「103万円の壁」自公国協議打ち切りの舞台裏 玉木氏が「理想とは程遠い」と抵抗の狙いは
そこで、「年収の壁」を巡るこれまでの与党と国民民主の協議を振り返ると、「内容や手続きを含めた“ボタンの掛け違い”ばかりが目立ってきた」(同)のが実態とみられている。この点について関係者は「3党それぞれに『党内の主導権争い』があり、とくに、国民民主内で交渉担当者となった古川元久代表代行(党税調会長)と玉木氏サイドとのあつれきが協議迷走の原因」(自民税調幹部)と指摘する。
そもそも、自民党の交渉責任者となったのは党執行部の森山裕幹事長、小野寺五典政調会長と宮沢税調会長の3氏。その中で、森山、宮沢両氏は「最初の段階から意思疎通を絶やさず、わざと対立するふりをしてまで、国民民主の懐柔を狙った」(同)とされる。というのも、衆院選敗北を受けて再編成された自民税調は、会長に再任された宮沢氏がまず決めたのが森山氏の最高顧問就任だが、「幹事長の最高顧問就任は極めて異例で、その時点から森山・宮沢コンビで対応することが固まった」(同)との見方が少なくない。
玉木氏の“不倫失脚”が「ボタンの掛け違い」に
4カ月近くが経過した「壁」引き上げ協議での最大の「ボタンの掛け違い」は、昨年11月の玉木氏の不倫問題発覚による「失脚」で、国民民主の交渉担当者が古川氏に代わった後の迷走ぶりだ。「古川氏は旧大蔵省入省年次で玉木氏の5期先輩で、強いライバル意識を持っており、あえて玉木氏に相談せず宮沢氏との交渉を進めたため、国民民主内で主導権争いが表面化したのが原因」(同)とされる。

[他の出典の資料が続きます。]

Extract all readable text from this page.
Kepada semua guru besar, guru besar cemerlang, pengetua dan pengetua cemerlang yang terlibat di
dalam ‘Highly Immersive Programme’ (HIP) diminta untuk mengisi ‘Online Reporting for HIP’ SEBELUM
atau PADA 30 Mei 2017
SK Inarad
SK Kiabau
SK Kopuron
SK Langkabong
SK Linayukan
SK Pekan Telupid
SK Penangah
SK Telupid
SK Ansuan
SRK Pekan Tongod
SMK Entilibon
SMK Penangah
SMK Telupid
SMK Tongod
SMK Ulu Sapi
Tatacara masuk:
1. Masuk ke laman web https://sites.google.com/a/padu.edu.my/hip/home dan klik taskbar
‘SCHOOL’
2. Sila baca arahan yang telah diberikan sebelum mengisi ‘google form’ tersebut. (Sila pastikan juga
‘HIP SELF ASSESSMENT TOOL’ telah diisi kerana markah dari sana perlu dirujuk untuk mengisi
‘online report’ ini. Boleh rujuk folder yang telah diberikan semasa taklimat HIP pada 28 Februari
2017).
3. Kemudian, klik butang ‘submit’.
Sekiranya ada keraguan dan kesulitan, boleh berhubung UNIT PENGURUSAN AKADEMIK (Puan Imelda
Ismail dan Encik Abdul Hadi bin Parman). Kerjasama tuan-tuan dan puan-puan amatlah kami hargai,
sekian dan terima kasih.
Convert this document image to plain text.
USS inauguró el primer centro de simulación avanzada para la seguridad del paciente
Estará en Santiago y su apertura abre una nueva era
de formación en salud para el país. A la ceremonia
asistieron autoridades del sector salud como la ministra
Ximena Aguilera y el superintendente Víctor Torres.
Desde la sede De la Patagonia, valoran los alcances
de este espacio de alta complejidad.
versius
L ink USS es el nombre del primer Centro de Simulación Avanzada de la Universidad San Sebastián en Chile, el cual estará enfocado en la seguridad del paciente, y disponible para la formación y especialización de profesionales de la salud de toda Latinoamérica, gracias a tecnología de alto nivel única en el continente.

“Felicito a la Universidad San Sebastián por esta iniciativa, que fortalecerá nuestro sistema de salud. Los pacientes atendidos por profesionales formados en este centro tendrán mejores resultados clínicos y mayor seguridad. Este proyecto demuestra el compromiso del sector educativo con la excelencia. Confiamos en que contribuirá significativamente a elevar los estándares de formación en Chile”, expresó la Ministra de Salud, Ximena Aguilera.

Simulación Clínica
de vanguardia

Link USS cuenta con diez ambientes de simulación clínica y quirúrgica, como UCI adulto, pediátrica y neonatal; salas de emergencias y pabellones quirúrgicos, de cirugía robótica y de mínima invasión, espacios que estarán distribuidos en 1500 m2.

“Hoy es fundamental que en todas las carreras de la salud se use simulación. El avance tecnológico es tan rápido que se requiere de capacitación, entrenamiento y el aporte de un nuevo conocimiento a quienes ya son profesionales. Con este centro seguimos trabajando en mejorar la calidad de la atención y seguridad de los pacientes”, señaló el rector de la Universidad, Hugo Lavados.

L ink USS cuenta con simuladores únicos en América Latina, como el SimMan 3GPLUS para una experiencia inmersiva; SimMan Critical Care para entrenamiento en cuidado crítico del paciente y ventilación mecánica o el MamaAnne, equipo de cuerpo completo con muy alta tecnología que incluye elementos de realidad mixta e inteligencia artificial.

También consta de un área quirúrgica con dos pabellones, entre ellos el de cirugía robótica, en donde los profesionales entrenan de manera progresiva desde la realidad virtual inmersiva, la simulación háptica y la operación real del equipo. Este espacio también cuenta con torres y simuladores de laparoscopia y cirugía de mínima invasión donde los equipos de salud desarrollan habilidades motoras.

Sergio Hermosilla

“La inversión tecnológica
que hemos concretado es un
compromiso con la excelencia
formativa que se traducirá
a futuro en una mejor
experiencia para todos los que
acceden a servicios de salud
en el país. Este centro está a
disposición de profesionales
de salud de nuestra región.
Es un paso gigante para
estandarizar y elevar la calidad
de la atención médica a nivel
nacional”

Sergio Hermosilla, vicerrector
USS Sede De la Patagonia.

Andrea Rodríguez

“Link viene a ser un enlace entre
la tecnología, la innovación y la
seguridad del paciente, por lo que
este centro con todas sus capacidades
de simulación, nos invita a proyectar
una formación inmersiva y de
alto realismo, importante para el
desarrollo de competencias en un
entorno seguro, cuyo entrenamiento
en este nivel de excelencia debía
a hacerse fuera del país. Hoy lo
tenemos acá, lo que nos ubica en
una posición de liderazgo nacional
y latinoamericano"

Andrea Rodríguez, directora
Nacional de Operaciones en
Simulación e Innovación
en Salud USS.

それが昨年12月中旬の交渉大詰めの段階で、「玉木氏が腹心の榛葉賀津也幹事長を通じて森山氏と新たな合意を確認し、これを知らされていなかった古川氏が3党協議を打ち切るという想定外の事態」(同)につながり、「その時点から『壁引き上げ問題』が暗礁に乗り上げた」(自民幹部)というわけだ。
これを受けて、宮沢氏は森山氏の了解も得て「実質協議を当分棚上げとし、通常国会開幕後もすべてを予算委など表舞台での協議の結果に委ねる戦略に変更した」(自民税調幹部)とされる。